17 Nov Why we all Make Typos – and What to do About it
When you write for a living, missing a typo is incredibly embarrassing. It makes you look unprofessional, sloppy and lazy. And if you have no proofreader, it’s nearly inevitable. You hang your head and vow to do better the next time.
You can imagine how thrilled we were when we came across this article in Wired magazine that seeks to explain why we make mistakes – and why not catching them actually suggests we’re kind of smart.
The article’s author interviews psychologist Tom Stafford, who studies typos at the University of Sheffield in the United Kingdom (What a cool job!) “When you’re writing, you’re trying to convey meaning.

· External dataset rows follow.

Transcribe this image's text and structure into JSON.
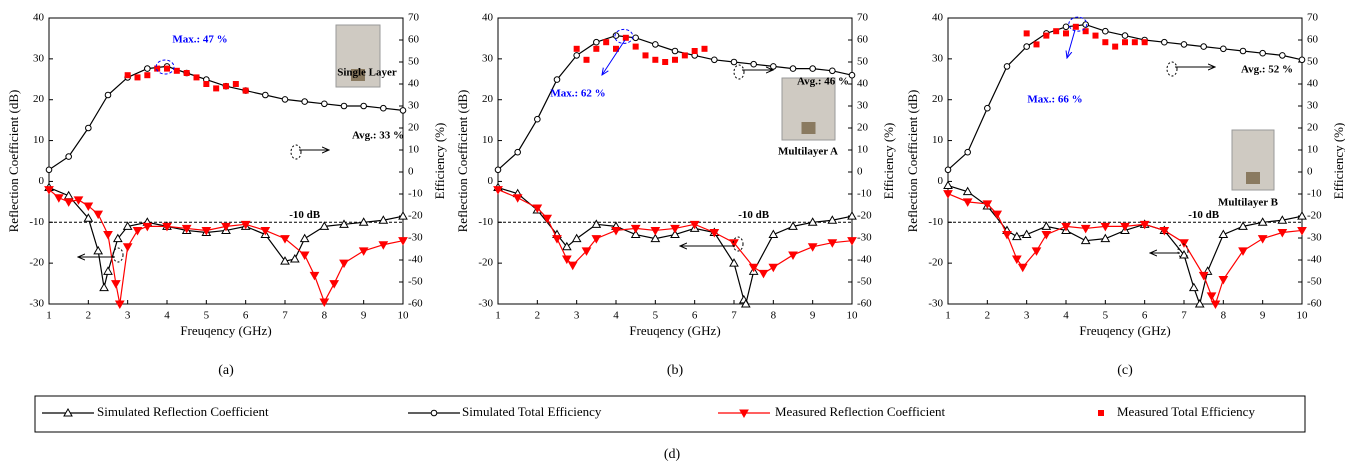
{
  "chart_data": [
    {
      "type": "line",
      "caption": "(a)",
      "xlabel": "Freuqency (GHz)",
      "ylabel": "Reflection Coefficient (dB)",
      "y2label": "Efficiency (%)",
      "xlim": [
        1,
        10
      ],
      "xticks": [
        1,
        2,
        3,
        4,
        5,
        6,
        7,
        8,
        9,
        10
      ],
      "ylim": [
        -30,
        40
      ],
      "yticks": [
        -30,
        -20,
        -10,
        0,
        10,
        20,
        30,
        40
      ],
      "y2lim": [
        -60,
        70
      ],
      "y2ticks": [
        -60,
        -50,
        -40,
        -30,
        -20,
        -10,
        0,
        10,
        20,
        30,
        40,
        50,
        60,
        70
      ],
      "hline": {
        "value": -10,
        "label": "-10 dB"
      },
      "annotations": {
        "max": "Max.: 47 %",
        "avg": "Avg.: 33 %",
        "photo": "Single Layer"
      },
      "series": [
        {
          "name": "Simulated Reflection Coefficient",
          "color": "#000000",
          "marker": "triangle-up",
          "line": true,
          "axis": "y",
          "x": [
            1,
            1.5,
            2,
            2.25,
            2.4,
            2.5,
            2.75,
            3,
            3.5,
            4,
            4.5,
            5,
            5.5,
            6,
            6.5,
            7,
            7.25,
            7.5,
            8,
            8.5,
            9,
            9.5,
            10
          ],
          "values": [
            -1.5,
            -3.5,
            -9,
            -17,
            -26,
            -22,
            -14,
            -11,
            -10,
            -11,
            -12,
            -12.5,
            -12,
            -11,
            -13,
            -19.5,
            -19,
            -14,
            -11,
            -10.5,
            -10,
            -9.5,
            -8.5
          ]
        },
        {
          "name": "Simulated Total Efficiency",
          "color": "#000000",
          "marker": "circle",
          "line": true,
          "axis": "y2",
          "x": [
            1,
            1.5,
            2,
            2.5,
            3,
            3.5,
            4,
            4.5,
            5,
            5.5,
            6,
            6.5,
            7,
            7.5,
            8,
            8.5,
            9,
            9.5,
            10
          ],
          "values": [
            1,
            7,
            20,
            35,
            43,
            47,
            48,
            45,
            42,
            39,
            37,
            35,
            33,
            32,
            31,
            30,
            30,
            29,
            28
          ]
        },
        {
          "name": "Measured Reflection Coefficient",
          "color": "#ff0000",
          "marker": "triangle-down",
          "line": true,
          "axis": "y",
          "x": [
            1,
            1.25,
            1.5,
            1.75,
            2,
            2.25,
            2.5,
            2.7,
            2.8,
            3,
            3.25,
            3.5,
            4,
            4.5,
            5,
            5.5,
            6,
            6.5,
            7,
            7.5,
            7.75,
            8,
            8.25,
            8.5,
            9,
            9.5,
            10
          ],
          "values": [
            -2,
            -4,
            -5,
            -4.5,
            -6,
            -8,
            -13,
            -25,
            -30,
            -16,
            -12,
            -11,
            -11,
            -11.5,
            -12,
            -11,
            -10.5,
            -12,
            -14,
            -18,
            -23,
            -29.5,
            -25,
            -20,
            -17,
            -15.5,
            -14.5
          ]
        },
        {
          "name": "Measured Total Efficiency",
          "color": "#ff0000",
          "marker": "square",
          "line": false,
          "axis": "y2",
          "x": [
            3,
            3.25,
            3.5,
            3.75,
            4,
            4.25,
            4.5,
            4.75,
            5,
            5.25,
            5.5,
            5.75,
            6
          ],
          "values": [
            44,
            43,
            44,
            47,
            47,
            46,
            45,
            43,
            40,
            38,
            39,
            40,
            37
          ]
        }
      ]
    },
    {
      "type": "line",
      "caption": "(b)",
      "xlabel": "Freuqency (GHz)",
      "ylabel": "Reflection Coefficient (dB)",
      "y2label": "Efficiency (%)",
      "xlim": [
        1,
        10
      ],
      "xticks": [
        1,
        2,
        3,
        4,
        5,
        6,
        7,
        8,
        9,
        10
      ],
      "ylim": [
        -30,
        40
      ],
      "yticks": [
        -30,
        -20,
        -10,
        0,
        10,
        20,
        30,
        40
      ],
      "y2lim": [
        -60,
        70
      ],
      "y2ticks": [
        -60,
        -50,
        -40,
        -30,
        -20,
        -10,
        0,
        10,
        20,
        30,
        40,
        50,
        60,
        70
      ],
      "hline": {
        "value": -10,
        "label": "-10 dB"
      },
      "annotations": {
        "max": "Max.: 62 %",
        "avg": "Avg.: 46 %",
        "photo": "Multilayer A"
      },
      "series": [
        {
          "color": "#000000",
          "marker": "triangle-up",
          "line": true,
          "axis": "y",
          "x": [
            1,
            1.5,
            2,
            2.5,
            2.75,
            3,
            3.5,
            4,
            4.5,
            5,
            5.5,
            6,
            6.5,
            7,
            7.25,
            7.3,
            7.5,
            8,
            8.5,
            9,
            9.5,
            10
          ],
          "values": [
            -1.5,
            -3,
            -7,
            -13,
            -16,
            -14,
            -10.5,
            -11,
            -13,
            -14,
            -13,
            -11.5,
            -12.5,
            -20,
            -29,
            -30,
            -22,
            -13,
            -11,
            -10,
            -9.5,
            -8.5
          ]
        },
        {
          "color": "#000000",
          "marker": "circle",
          "line": true,
          "axis": "y2",
          "x": [
            1,
            1.5,
            2,
            2.5,
            3,
            3.5,
            4,
            4.5,
            5,
            5.5,
            6,
            6.5,
            7,
            7.5,
            8,
            8.5,
            9,
            9.5,
            10
          ],
          "values": [
            1,
            9,
            24,
            42,
            53,
            59,
            62,
            61,
            58,
            55,
            53,
            51,
            50,
            49,
            48,
            47,
            47,
            46,
            44
          ]
        },
        {
          "color": "#ff0000",
          "marker": "triangle-down",
          "line": true,
          "axis": "y",
          "x": [
            1,
            1.5,
            2,
            2.25,
            2.5,
            2.75,
            2.9,
            3.25,
            3.5,
            4,
            4.5,
            5,
            5.5,
            6,
            6.5,
            7,
            7.5,
            7.75,
            8,
            8.5,
            9,
            9.5,
            10
          ],
          "values": [
            -2,
            -4,
            -6.5,
            -9,
            -14,
            -19,
            -20.5,
            -17,
            -14,
            -12,
            -11.5,
            -12,
            -11.5,
            -10.5,
            -12.5,
            -15,
            -21,
            -22.5,
            -21,
            -18,
            -16,
            -15,
            -14.5
          ]
        },
        {
          "color": "#ff0000",
          "marker": "square",
          "line": false,
          "axis": "y2",
          "x": [
            3,
            3.25,
            3.5,
            3.75,
            4,
            4.25,
            4.5,
            4.75,
            5,
            5.25,
            5.5,
            5.75,
            6,
            6.25
          ],
          "values": [
            56,
            51,
            56,
            59,
            56,
            61,
            57,
            53,
            51,
            50,
            51,
            53,
            55,
            56
          ]
        }
      ]
    },
    {
      "type": "line",
      "caption": "(c)",
      "xlabel": "Freuqency (GHz)",
      "ylabel": "Reflection Coefficient (dB)",
      "y2label": "Efficiency (%)",
      "xlim": [
        1,
        10
      ],
      "xticks": [
        1,
        2,
        3,
        4,
        5,
        6,
        7,
        8,
        9,
        10
      ],
      "ylim": [
        -30,
        40
      ],
      "yticks": [
        -30,
        -20,
        -10,
        0,
        10,
        20,
        30,
        40
      ],
      "y2lim": [
        -60,
        70
      ],
      "y2ticks": [
        -60,
        -50,
        -40,
        -30,
        -20,
        -10,
        0,
        10,
        20,
        30,
        40,
        50,
        60,
        70
      ],
      "hline": {
        "value": -10,
        "label": "-10 dB"
      },
      "annotations": {
        "max": "Max.: 66 %",
        "avg": "Avg.: 52 %",
        "photo": "Multilayer B"
      },
      "series": [
        {
          "color": "#000000",
          "marker": "triangle-up",
          "line": true,
          "axis": "y",
          "x": [
            1,
            1.5,
            2,
            2.5,
            2.75,
            3,
            3.5,
            4,
            4.5,
            5,
            5.5,
            6,
            6.5,
            7,
            7.25,
            7.4,
            7.6,
            8,
            8.5,
            9,
            9.5,
            10
          ],
          "values": [
            -1,
            -2.5,
            -6,
            -12,
            -13.5,
            -13,
            -11,
            -12,
            -14.5,
            -14,
            -12,
            -10.5,
            -12,
            -18,
            -26,
            -30,
            -22,
            -13,
            -11,
            -10,
            -9.5,
            -8.5
          ]
        },
        {
          "color": "#000000",
          "marker": "circle",
          "line": true,
          "axis": "y2",
          "x": [
            1,
            1.5,
            2,
            2.5,
            3,
            3.5,
            4,
            4.5,
            5,
            5.5,
            6,
            6.5,
            7,
            7.5,
            8,
            8.5,
            9,
            9.5,
            10
          ],
          "values": [
            1,
            9,
            29,
            48,
            57,
            63,
            66,
            67,
            64,
            62,
            60,
            59,
            58,
            57,
            56,
            55,
            54,
            53,
            51
          ]
        },
        {
          "color": "#ff0000",
          "marker": "triangle-down",
          "line": true,
          "axis": "y",
          "x": [
            1,
            1.5,
            2,
            2.25,
            2.5,
            2.75,
            2.9,
            3.25,
            3.5,
            4,
            4.5,
            5,
            5.5,
            6,
            6.5,
            7,
            7.5,
            7.7,
            7.8,
            8,
            8.5,
            9,
            9.5,
            10
          ],
          "values": [
            -3,
            -5,
            -5.5,
            -8,
            -13,
            -19,
            -21,
            -17,
            -13,
            -11,
            -11.5,
            -11,
            -11,
            -10.5,
            -12,
            -15,
            -23,
            -28,
            -30,
            -24,
            -17,
            -14,
            -12.5,
            -12
          ]
        },
        {
          "color": "#ff0000",
          "marker": "square",
          "line": false,
          "axis": "y2",
          "x": [
            3,
            3.25,
            3.5,
            3.75,
            4,
            4.25,
            4.5,
            4.75,
            5,
            5.25,
            5.5,
            5.75,
            6
          ],
          "values": [
            63,
            58,
            62,
            64,
            63,
            66,
            64,
            62,
            59,
            57,
            59,
            59,
            59
          ]
        }
      ]
    }
  ],
  "caption": "(d)"
}
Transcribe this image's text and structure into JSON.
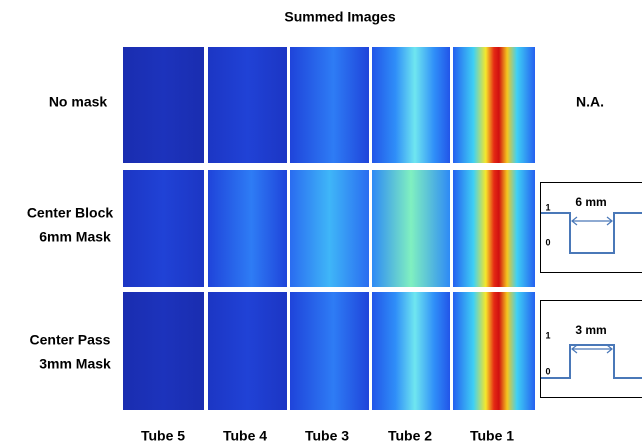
{
  "title": "Summed Images",
  "rows": [
    {
      "label": [
        "No mask"
      ],
      "mask": {
        "text": "N.A."
      }
    },
    {
      "label": [
        "Center Block",
        "6mm Mask"
      ],
      "mask": {
        "width": "6 mm",
        "high": "1",
        "low": "0"
      }
    },
    {
      "label": [
        "Center Pass",
        "3mm Mask"
      ],
      "mask": {
        "width": "3 mm",
        "high": "1",
        "low": "0"
      }
    }
  ],
  "columns": [
    "Tube 5",
    "Tube 4",
    "Tube 3",
    "Tube 2",
    "Tube 1"
  ]
}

It’s a very high level task,” he said.
The article goes on: “As with all high level tasks, your brain generalizes simple, component parts (like turning letters into words and words into sentences) so it can focus on more complex tasks (like combining sentences into complex ideas). “We don’t catch every detail, we’re not like computers or NSA databases,” said Stafford. “Rather, we take in sensory information and combine it with what we expect, and we extract meaning.”
Stafford goes on to explain that when we proofread our own work we know the meaning we are trying to convey, so we miss misspelled words (like their/there) and garbled phrases because we know what they are supposed to mean.
The complete article is a terrific read. We’d particularly suggest it to anyone you work with that is highly critical when someone makes a typo. There is also some great advice from Stafford on how to trick your brain into seeing the material as new so you can effectively proofread it.
- Change the font.
- Change the background color.
- Print it out and edit it by hand.
We would also add the technique of reading the item aloud. But more importantly, we’d like to make the case for not expecting writers to work in a silo. Teams should edit each other’s work, or consider hiring a copyeditor. Remember, the reason someone is a good writer is because they can take complex ideas and turn them into clear copy.